AWS DevOps Exam preparation: Code Commit

Previously we would do things on hand but now we will automate using these tools

What is CI?

So first, CICD is about continuous integration, and that means that the developers are going to push the code very often into a central code repository.

And so that could be GitHub, which is a third party service from AWS, or CodeCommit which is Ed's AWS service or Bitbucket which is also a third party service. So developers push the code to code repo and then there's going to be a test or build server that will check if the code is correct and working as soon as it's pushed into the code repository.

So this could be CodeBuild, if it's AWS or Jenkins if you want an open source tool, for example. So the build server is going to fetch a code and test it and then as a developer, we're going to get feedback as to whether or not the test or checks will have passed or failed. And so we get the build and test results, but we've saved time. So with this, we find bug early and we fix them early, because we are testing the code as soon as it is pushed in a code repository.

So the developer doesn't need to test the code on their machine. They can just push the code and wait for the build server to do it while they do some other tasks.
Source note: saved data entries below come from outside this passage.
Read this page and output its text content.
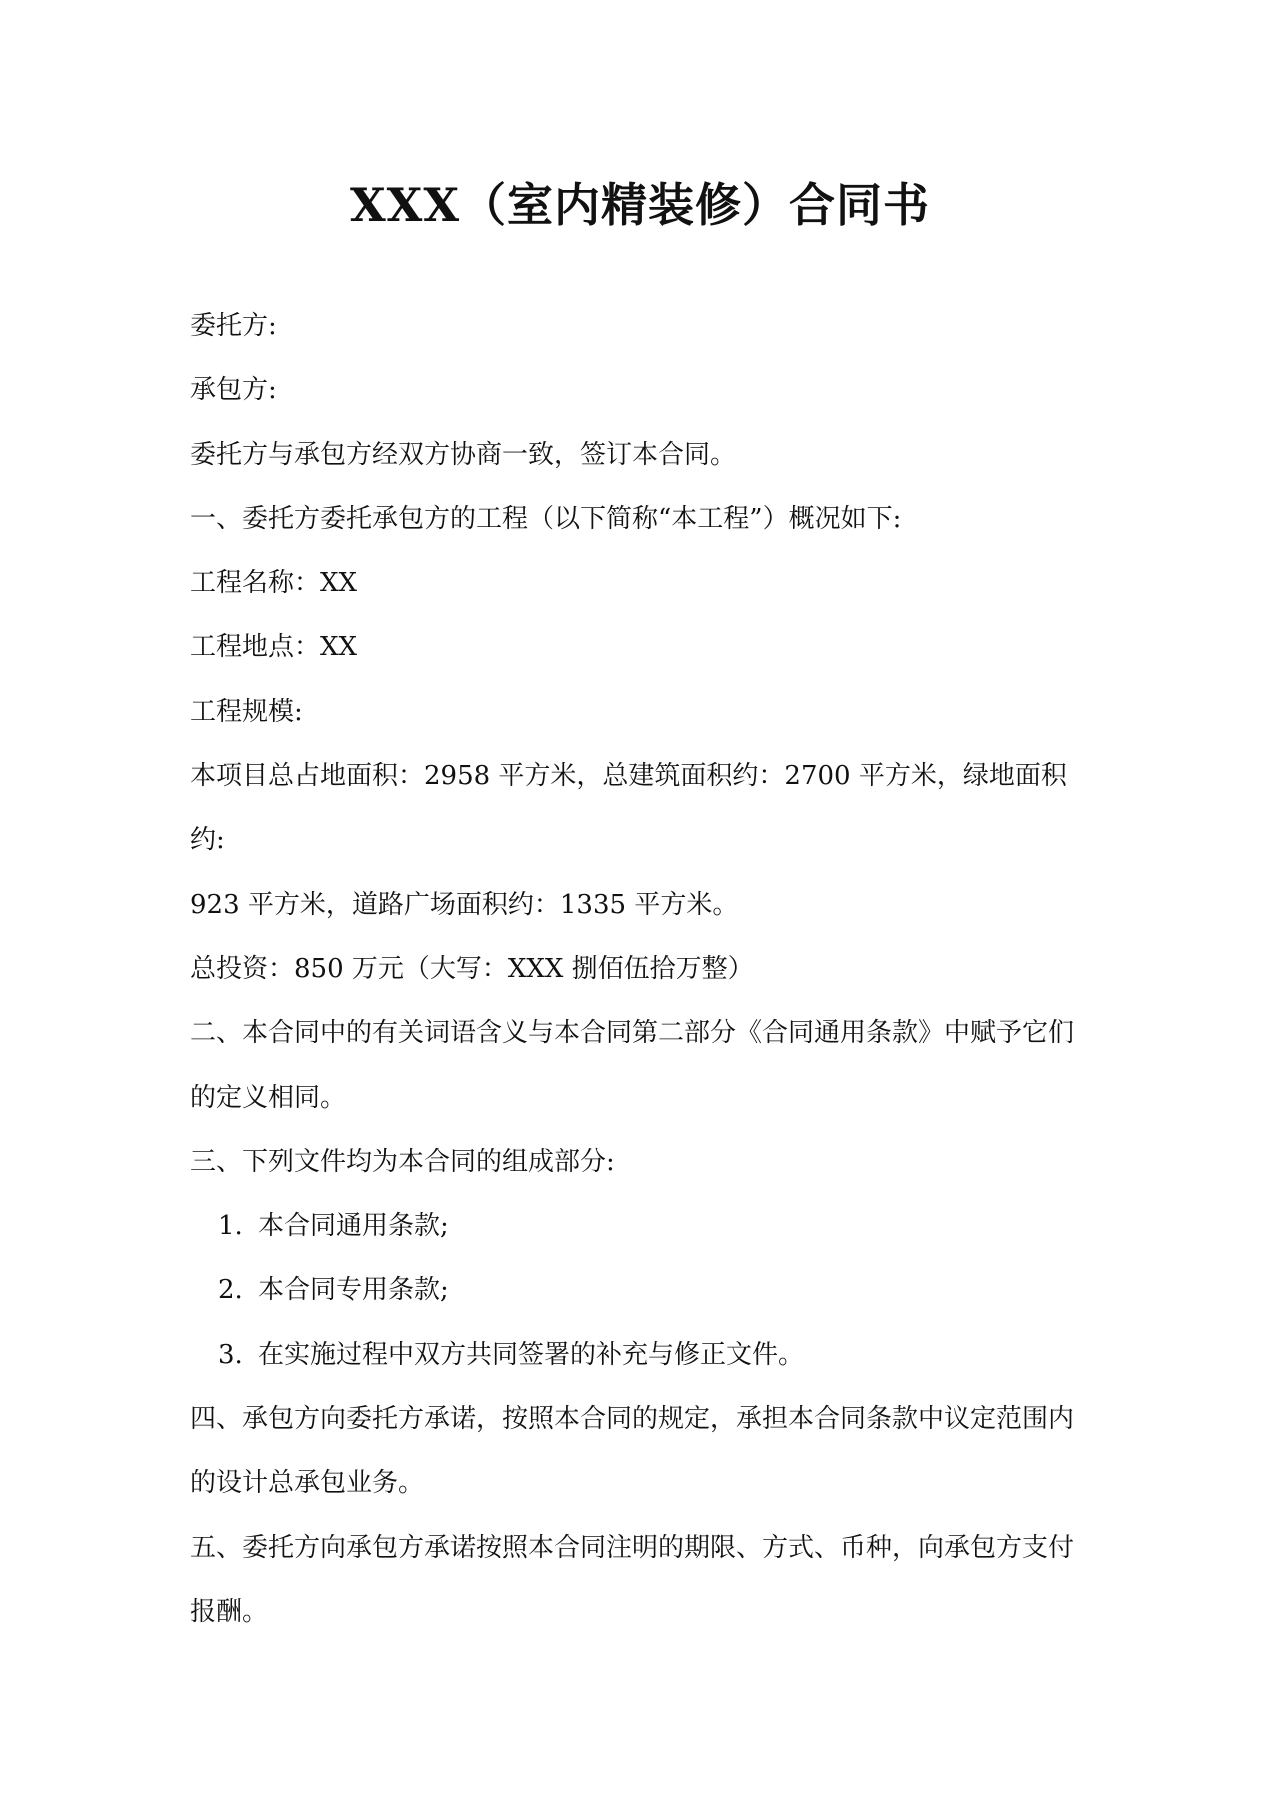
XXX（室内精装修）合同书

委托方:

承包方:

委托方与承包方经双方协商一致，签订本合同。

一、委托方委托承包方的工程（以下简称“本工程”）概况如下:

工程名称：XX

工程地点：XX

工程规模:

本项目总占地面积：2958 平方米，总建筑面积约：2700 平方米，绿地面积

约:

923 平方米，道路广场面积约：1335 平方米。

总投资：850 万元（大写：XXX 捌佰伍拾万整）

二、本合同中的有关词语含义与本合同第二部分《合同通用条款》中赋予它们

的定义相同。

三、下列文件均为本合同的组成部分:

1. 本合同通用条款;

2. 本合同专用条款;

3. 在实施过程中双方共同签署的补充与修正文件。

四、承包方向委托方承诺，按照本合同的规定，承担本合同条款中议定范围内

的设计总承包业务。

五、委托方向承包方承诺按照本合同注明的期限、方式、币种，向承包方支付

报酬。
Therefore, the code is going to be delivered faster, because it's going to be tested. Thanks for this we're gonna be able to deploy often, because as soon as it's tested and ready, we can deploy it. And then happier developers, because developers have a healthier cycle for development.

What is CD?

So we saw CI and now there is CD. So it could be continuous delivery, for example. And so let's give you this example. So here we have application servers of version one, and we want our code as a developer to be pushed all the way to these application servers. So the way we do it is that we use continued delivery.

Anytime we push the code onto the code repo, it's going to be deployed if it's tested appropriately onto our application servers. So the developer pushes the code, the code is going to be tested by the build server. So this is the continuous integration part. And then after the build is passed, so it is green, so it's fully tested, Then there's going to be a deployment server.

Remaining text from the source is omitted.